Twin Cities hospitals accepting medical masks from hobby seamstresses, but questions about effectiveness remain

Hobby seamstresses make medical masks for hospitals during COVID-19 pandemic.

With a shortage of medical masks across the country due to COVID-19, hobby seamstresses are stepping up to the call for help.

With questions over their effectiveness, however, it could be all for nothing.

Patterns and how-to videos about medical masks are all over the internet and people are stepping up to help.

“I put a little wire at the top so that it will fit around the nose and then you need elastic which is getting hard to find,” said Sharon Caswell, of Prior Lake.

Caswell considers herself a novice sewer, but like many right now, she wanted to do something to help.

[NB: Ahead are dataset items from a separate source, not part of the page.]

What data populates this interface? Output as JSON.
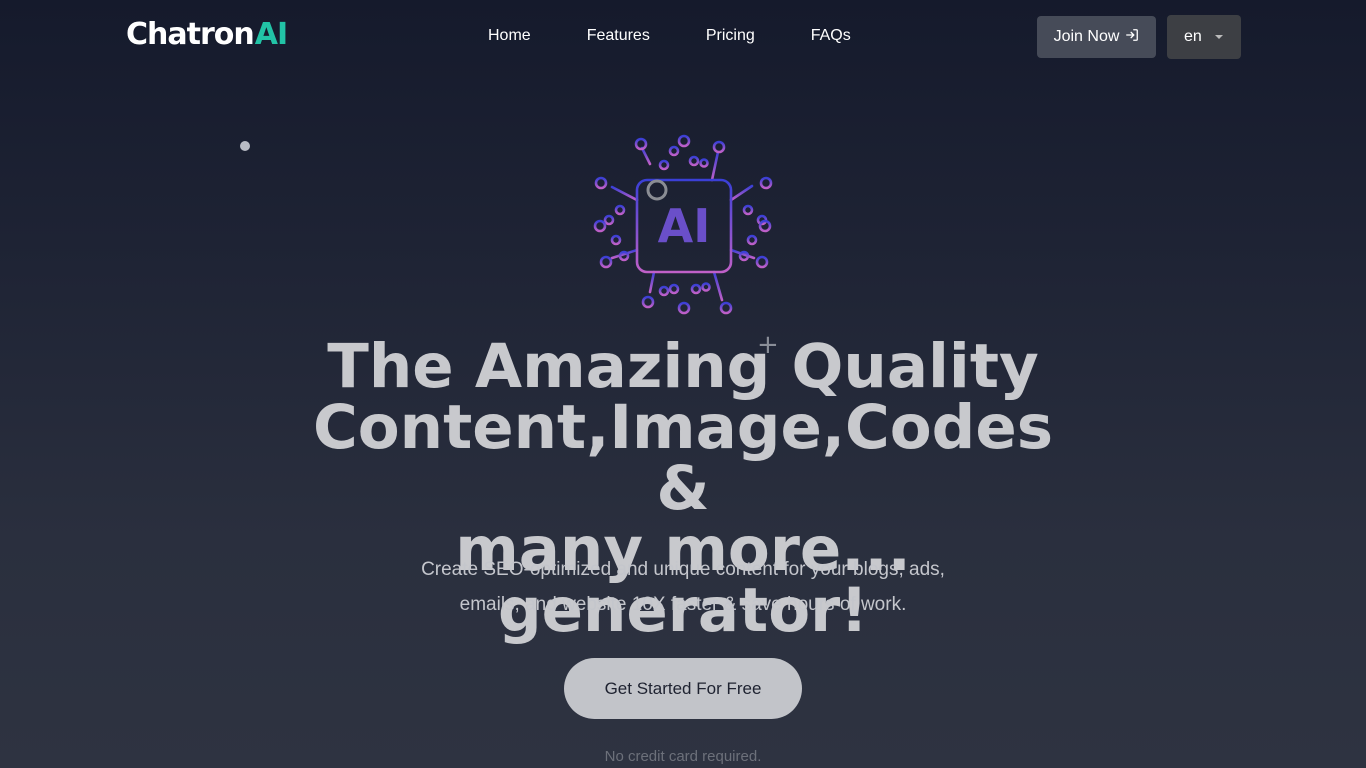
{
  "brand": {
    "name_main": "Chatron",
    "name_accent": "AI",
    "accent_color": "#22c3a6"
  },
  "nav": {
    "links": [
      {
        "label": "Home"
      },
      {
        "label": "Features"
      },
      {
        "label": "Pricing"
      },
      {
        "label": "FAQs"
      }
    ],
    "join_label": "Join Now",
    "join_icon": "sign-in-icon",
    "language": "en"
  },
  "hero": {
    "chip_text": "AI",
    "title_line1": "The Amazing Quality",
    "title_line2": "Content,Image,Codes &",
    "title_line3": "many more... generator!",
    "subtitle_line1": "Create SEO-optimized and unique content for your blogs, ads,",
    "subtitle_line2": "emails, and website 10X faster & save hours of work.",
    "cta_label": "Get Started For Free",
    "note": "No credit card required."
  },
  "colors": {
    "chip_top": "#3a3fd6",
    "chip_bottom": "#c060c8",
    "chip_text": "#6a4fc9"
  }
}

“I started reaching out to hospitals last weekend to see if this is something they need,” she said.

Most, if not all the major Twin Cities hospitals, along with nursing homes and other healthcare facilities are taking these donations, prompting the launch of a Facebook group of more than 300 Minnesota seamstresses who are now hard at work.

It’s a group started by a physician’s wife.

“I can imagine many healthcare workers are moved by so many people wanting to help and to contribute and they care and it really shows a sense of community,” said Michelle Guenther, who started the Facebook group.

The CDC says homemade masks should be used as a last resort in the fight against COVID-19 and ideally used in combination with a full facemask.

Minnesota-based 3M says it has doubled its production of N-95 masks in recent months due to the COVID-19 outbreak. But as hospitals wait on orders, the makeshift masks might be what holds them over.

“I’m not sure how exactly, how they’re going to use them, but they are putting out a call for them. For right now, I think just to bridge a gap before the government gets production up to speed,” Guenther said.

Many hospitals have told these volunteers that the masks won’t be used with COVID patients, rather, used as a cover to prolong the use of N-95s or given to greeters and other hospital workers, or possibly even to patients themselves.

Even if hospitals never have to use them, this last resort option is giving community members a way to feel helpful.

“I just think every little part helps,” Guenther added.

Twin Cities hospitals did not respond to FOX 9’s questions about the effectiveness of these homemade masks.